Declined for an Investment Property? What to Do When the Bank Says No Due to Credit History
It’s a situation almost every property investor will face at some point: you approach the bank to borrow money—maybe for your next property, a renovation project, or even a simple top-up—and they say no. When the reason is tied to your credit history, it can feel especially frustrating. But you’re not out of options.
Banks assess every loan application by looking at three things: the Loan-to-Value Ratio (equity), your income, and your credit history—sometimes called the “character” test. If the decline was due to your credit report, it’s considered a credit hurdle. Let’s look at what that means and how to navigate it.
Understanding Your Credit Report
Your credit report is a record of how you’ve managed debt in the past: utility bills, credit cards, personal loans, and more. It includes payment history and notes any missed or late payments, even if you’ve since paid the debt.

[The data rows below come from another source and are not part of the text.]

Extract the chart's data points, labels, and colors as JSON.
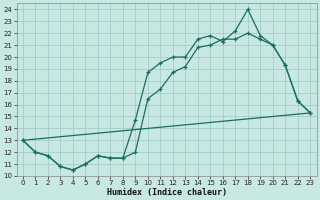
{
  "xlabel": "Humidex (Indice chaleur)",
  "bg_color": "#c8e8e4",
  "grid_color": "#a0c8c4",
  "line_color": "#1a6e60",
  "xlim": [
    -0.5,
    23.5
  ],
  "ylim": [
    10,
    24.5
  ],
  "yticks": [
    10,
    11,
    12,
    13,
    14,
    15,
    16,
    17,
    18,
    19,
    20,
    21,
    22,
    23,
    24
  ],
  "xticks": [
    0,
    1,
    2,
    3,
    4,
    5,
    6,
    7,
    8,
    9,
    10,
    11,
    12,
    13,
    14,
    15,
    16,
    17,
    18,
    19,
    20,
    21,
    22,
    23
  ],
  "line1_x": [
    0,
    1,
    2,
    3,
    4,
    5,
    6,
    7,
    8,
    9,
    10,
    11,
    12,
    13,
    14,
    15,
    16,
    17,
    18,
    19,
    20,
    21,
    22,
    23
  ],
  "line1_y": [
    13.0,
    12.0,
    11.7,
    10.8,
    10.5,
    11.0,
    11.7,
    11.5,
    11.5,
    14.7,
    18.7,
    19.5,
    20.0,
    20.0,
    21.5,
    21.8,
    21.3,
    22.2,
    24.0,
    21.8,
    21.0,
    19.3,
    16.3,
    15.3
  ],
  "line2_x": [
    0,
    1,
    2,
    3,
    4,
    5,
    6,
    7,
    8,
    9,
    10,
    11,
    12,
    13,
    14,
    15,
    16,
    17,
    18,
    19,
    20,
    21,
    22,
    23
  ],
  "line2_y": [
    13.0,
    12.0,
    11.7,
    10.8,
    10.5,
    11.0,
    11.7,
    11.5,
    11.5,
    12.0,
    16.5,
    17.3,
    18.7,
    19.2,
    20.8,
    21.0,
    21.5,
    21.5,
    22.0,
    21.5,
    21.0,
    19.3,
    16.3,
    15.3
  ],
  "line3_x": [
    0,
    23
  ],
  "line3_y": [
    13.0,
    15.3
  ]
}
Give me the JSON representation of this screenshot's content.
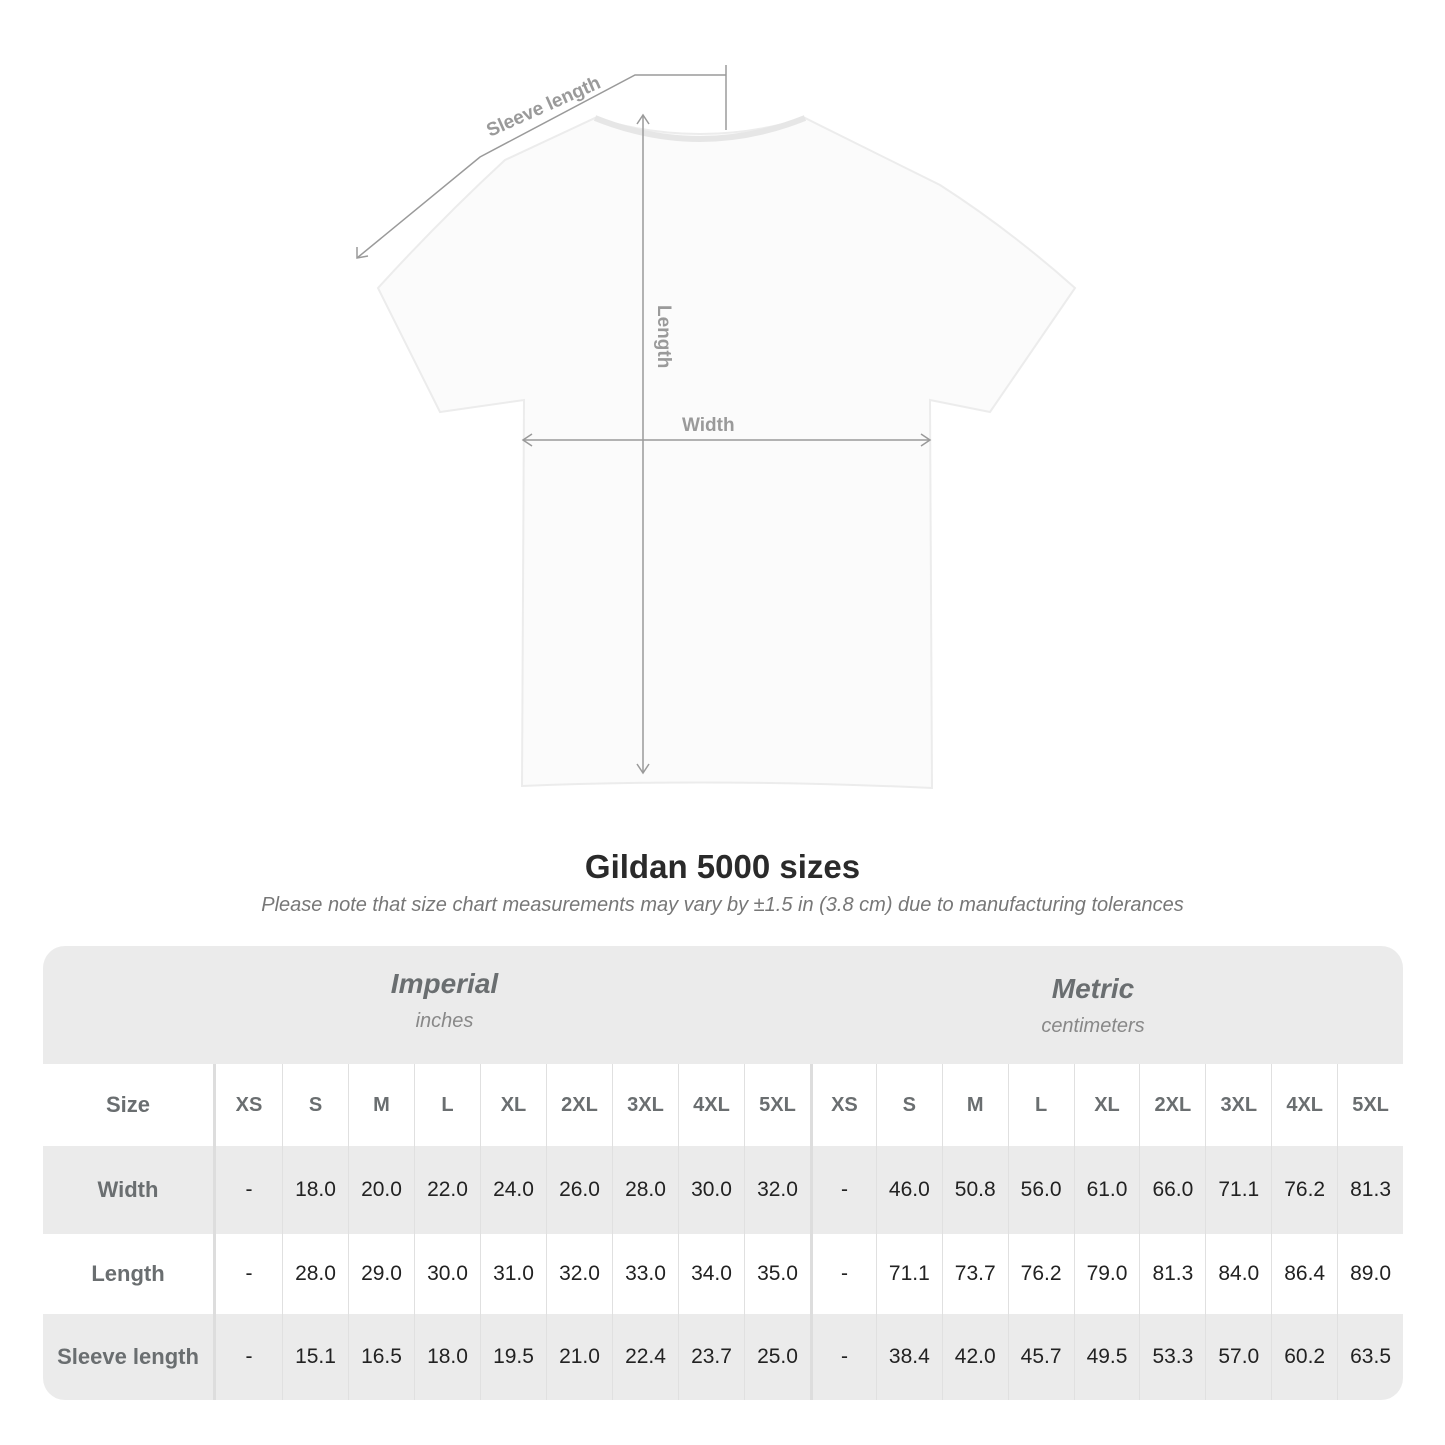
{
  "diagram": {
    "labels": {
      "sleeve": "Sleeve length",
      "length": "Length",
      "width": "Width"
    },
    "line_color": "#9a9a9a"
  },
  "title": "Gildan 5000 sizes",
  "note": "Please note that size chart measurements may vary by ±1.5 in (3.8 cm) due to manufacturing tolerances",
  "table": {
    "imperial": {
      "name": "Imperial",
      "unit": "inches"
    },
    "metric": {
      "name": "Metric",
      "unit": "centimeters"
    },
    "size_label": "Size",
    "sizes": [
      "XS",
      "S",
      "M",
      "L",
      "XL",
      "2XL",
      "3XL",
      "4XL",
      "5XL"
    ],
    "rows": [
      {
        "label": "Width",
        "imperial": [
          "-",
          "18.0",
          "20.0",
          "22.0",
          "24.0",
          "26.0",
          "28.0",
          "30.0",
          "32.0"
        ],
        "metric": [
          "-",
          "46.0",
          "50.8",
          "56.0",
          "61.0",
          "66.0",
          "71.1",
          "76.2",
          "81.3"
        ]
      },
      {
        "label": "Length",
        "imperial": [
          "-",
          "28.0",
          "29.0",
          "30.0",
          "31.0",
          "32.0",
          "33.0",
          "34.0",
          "35.0"
        ],
        "metric": [
          "-",
          "71.1",
          "73.7",
          "76.2",
          "79.0",
          "81.3",
          "84.0",
          "86.4",
          "89.0"
        ]
      },
      {
        "label": "Sleeve length",
        "imperial": [
          "-",
          "15.1",
          "16.5",
          "18.0",
          "19.5",
          "21.0",
          "22.4",
          "23.7",
          "25.0"
        ],
        "metric": [
          "-",
          "38.4",
          "42.0",
          "45.7",
          "49.5",
          "53.3",
          "57.0",
          "60.2",
          "63.5"
        ]
      }
    ]
  }
}
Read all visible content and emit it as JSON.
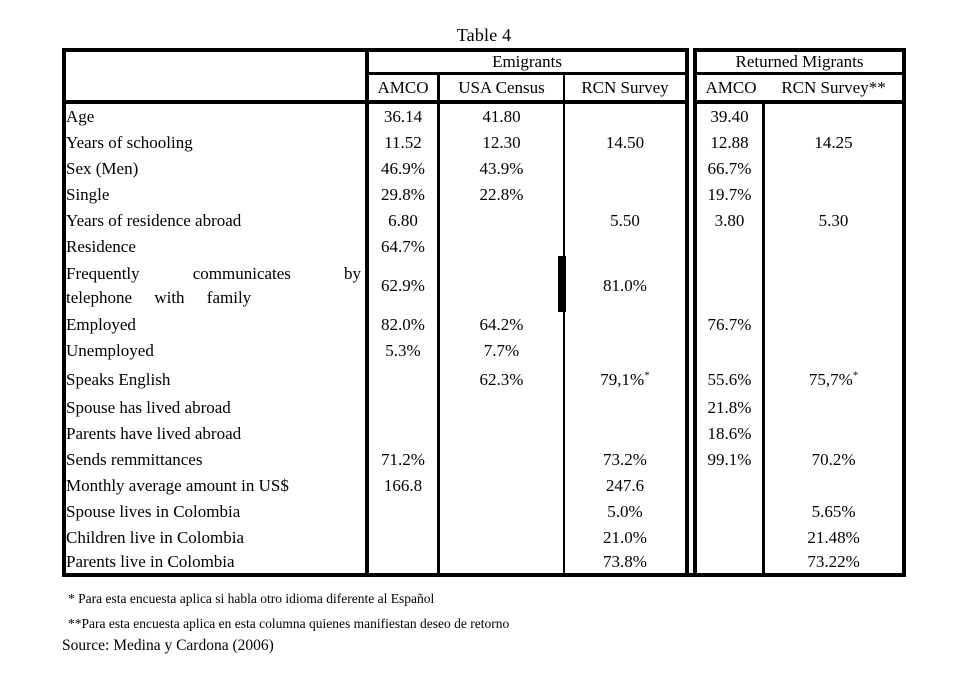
{
  "title": "Table 4",
  "table": {
    "groups": [
      {
        "label": "Emigrants"
      },
      {
        "label": "Returned Migrants"
      }
    ],
    "columns": [
      "AMCO",
      "USA Census",
      "RCN Survey",
      "AMCO",
      "RCN Survey**"
    ],
    "rows": [
      {
        "label": "Age",
        "values": [
          "36.14",
          "41.80",
          "",
          "39.40",
          ""
        ]
      },
      {
        "label": "Years of schooling",
        "values": [
          "11.52",
          "12.30",
          "14.50",
          "12.88",
          "14.25"
        ]
      },
      {
        "label": "Sex (Men)",
        "values": [
          "46.9%",
          "43.9%",
          "",
          "66.7%",
          ""
        ]
      },
      {
        "label": "Single",
        "values": [
          "29.8%",
          "22.8%",
          "",
          "19.7%",
          ""
        ]
      },
      {
        "label": "Years of residence abroad",
        "values": [
          "6.80",
          "",
          "5.50",
          "3.80",
          "5.30"
        ]
      },
      {
        "label": "Residence",
        "values": [
          "64.7%",
          "",
          "",
          "",
          ""
        ]
      },
      {
        "label": "Frequently communicates by telephone with family",
        "values": [
          "62.9%",
          "",
          "81.0%",
          "",
          ""
        ]
      },
      {
        "label": "Employed",
        "values": [
          "82.0%",
          "64.2%",
          "",
          "76.7%",
          ""
        ]
      },
      {
        "label": "Unemployed",
        "values": [
          "5.3%",
          "7.7%",
          "",
          "",
          ""
        ]
      },
      {
        "label": "Speaks English",
        "values": [
          "",
          "62.3%",
          "79,1%",
          "55.6%",
          "75,7%"
        ],
        "note_marks": [
          "",
          "",
          "*",
          "",
          "*"
        ]
      },
      {
        "label": "Spouse has lived abroad",
        "values": [
          "",
          "",
          "",
          "21.8%",
          ""
        ]
      },
      {
        "label": "Parents have lived abroad",
        "values": [
          "",
          "",
          "",
          "18.6%",
          ""
        ]
      },
      {
        "label": "Sends remmittances",
        "values": [
          "71.2%",
          "",
          "73.2%",
          "99.1%",
          "70.2%"
        ]
      },
      {
        "label": "Monthly average amount in US$",
        "values": [
          "166.8",
          "",
          "247.6",
          "",
          ""
        ]
      },
      {
        "label": "Spouse lives in Colombia",
        "values": [
          "",
          "",
          "5.0%",
          "",
          "5.65%"
        ]
      },
      {
        "label": "Children live in Colombia",
        "values": [
          "",
          "",
          "21.0%",
          "",
          "21.48%"
        ]
      },
      {
        "label": "Parents live in Colombia",
        "values": [
          "",
          "",
          "73.8%",
          "",
          "73.22%"
        ]
      }
    ]
  },
  "footnotes": [
    "* Para esta encuesta aplica si habla otro idioma diferente al Español",
    "**Para esta encuesta aplica en esta columna quienes manifiestan deseo de retorno"
  ],
  "source": "Source: Medina y Cardona (2006)"
}
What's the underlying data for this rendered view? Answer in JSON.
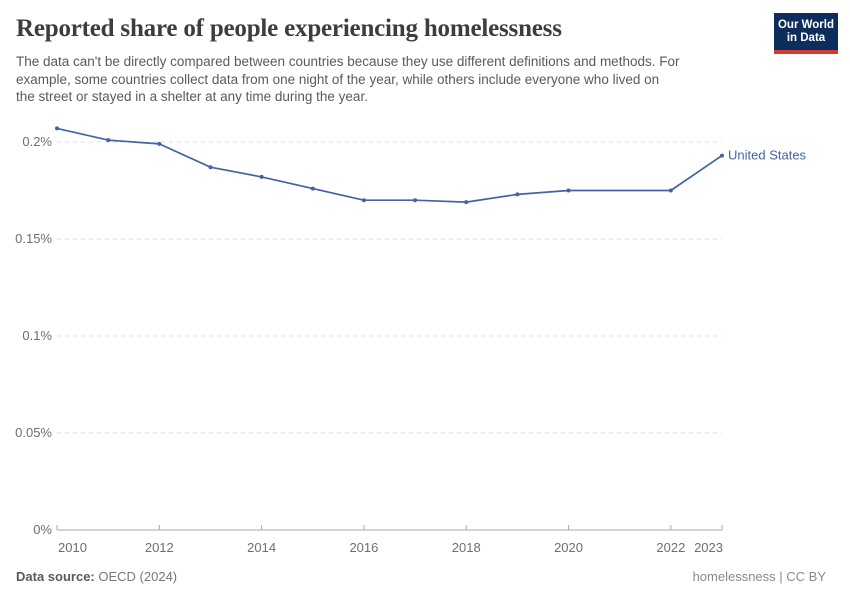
{
  "header": {
    "logo": {
      "line1": "Our World",
      "line2": "in Data",
      "bg_color": "#0d2e5c",
      "accent_color": "#d73a33"
    }
  },
  "chart_data": {
    "type": "line",
    "title": "Reported share of people experiencing homelessness",
    "subtitle": "The data can't be directly compared between countries because they use different definitions and methods. For example, some countries collect data from one night of the year, while others include everyone who lived on the street or stayed in a shelter at any time during the year.",
    "subtitle_lines": [
      "The data can't be directly compared between countries because they use different definitions and methods. For",
      "example, some countries collect data from one night of the year, while others include everyone who lived on",
      "the street or stayed in a shelter at any time during the year."
    ],
    "xlabel": "",
    "ylabel": "",
    "unit": "%",
    "xlim": [
      2010,
      2023
    ],
    "ylim": [
      0,
      0.2155
    ],
    "x_ticks": [
      2010,
      2012,
      2014,
      2016,
      2018,
      2020,
      2022,
      2023
    ],
    "y_ticks": [
      {
        "value": 0,
        "label": "0%"
      },
      {
        "value": 0.05,
        "label": "0.05%"
      },
      {
        "value": 0.1,
        "label": "0.1%"
      },
      {
        "value": 0.15,
        "label": "0.15%"
      },
      {
        "value": 0.2,
        "label": "0.2%"
      }
    ],
    "grid": "horizontal-dashed",
    "legend": "end-of-line-label",
    "series": [
      {
        "name": "United States",
        "color": "#4264a3",
        "points": [
          [
            2010,
            0.207
          ],
          [
            2011,
            0.201
          ],
          [
            2012,
            0.199
          ],
          [
            2013,
            0.187
          ],
          [
            2014,
            0.182
          ],
          [
            2015,
            0.176
          ],
          [
            2016,
            0.17
          ],
          [
            2017,
            0.17
          ],
          [
            2018,
            0.169
          ],
          [
            2019,
            0.173
          ],
          [
            2020,
            0.175
          ],
          [
            2022,
            0.175
          ],
          [
            2023,
            0.193
          ]
        ]
      }
    ]
  },
  "theme": {
    "background": "#ffffff",
    "grid_color": "#dcdcdc",
    "axis_color": "#a8a8a8",
    "tick_label_color": "#6e6e6e",
    "title_color": "#3d3d3d",
    "subtitle_color": "#5a5a5a"
  },
  "footer": {
    "data_source_label": "Data source:",
    "data_source_value": "OECD (2024)",
    "license": "homelessness | CC BY"
  }
}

Each line in your report has a number showing how late a payment was—‘0’ means on time, ‘1’ means 30–59 days late, and so on. Even if you’ve never had an unpaid debt, a consistent pattern of late payments can flag issues with financial management in the bank’s eyes.
Paid vs Unpaid Defaults
The size of the debt matters less than its status. If a default (typically any debt over $100) is unpaid, banks are likely to instantly decline your mortgage application. It suggests you either can’t afford to pay or aren’t taking your finances seriously.
The first step in these situations is to pay the debt immediately. Once it’s marked as paid on your report, the chances of approval—especially with a second-tier lender—increase significantly.
What If You Dispute the Debt?
Sometimes you may find a default on your report that you genuinely believe shouldn’t be there—perhaps a flatmate didn’t cancel a power account, or a gym membership kept charging you after you moved overseas.
You have the right to dispute incorrect entries, but be prepared: the process isn’t always quick. You’ll need to provide evidence and follow up regularly with the credit agency or service provider involved.
Pro tip: be kind to the customer service reps—they deal with angry callers daily. If you're calm and polite, your case is more likely to move faster.
What Are Your Options If You Have a Serious Credit Issue?
If the issue is more serious—like multiple defaults, a past bankruptcy, or debt collection—you’ll need to consider alternate strategies. Here are a few options to explore:
1. Apply Under Your Partner’s Name
If you’re buying as a couple and only one person has credit issues, it may be possible to submit the application under the other person’s name. This works best when the person with good credit also earns enough income to support the loan and household expenses. It’s tight, but doable.
2. Use a Trust Structure
Some investors set up a trust to purchase the property, with only the credit-worthy partner listed as the borrower. You’ll need legal advice to do this correctly, but it can be a smart workaround for couples with uneven credit histories.
3. Consider Non-Bank Lenders
Some lenders specialise in helping people with credit history issues. These lenders charge higher interest rates—often 10–18%—to reflect the additional risk. But they can offer a short-term solution to get you into a property while you work on repairing your credit.
4. Wait for the Credit Issue to Drop Off
Defaults are automatically removed from your credit report five years after they’re paid. Bankruptcies are removed four years after discharge, which typically happens after three years—so about seven years in total.
If your credit blip is almost old enough to expire, it may be worth waiting it out. But this works best if the bank never sees the default in the first place. Once you’ve applied and been declined, that history is on their radar—even if it’s removed a month later.
That’s why it’s always best to check your credit report before applying. Presenting your application in the best possible light the first time increases your chances of approval.
Always Start by Asking “Why?”
If your mortgage was declined, find out exactly why. Get a copy of your credit report and compare it to what the bank saw. Knowing the cause allows you to make a clear plan—whether that means paying down debt, fixing an error, or applying elsewhere.
And when you're ready, speak to a mortgage adviser. They’ll help you understand your options, match you with a suitable lender, and guide you through a new plan to move forward.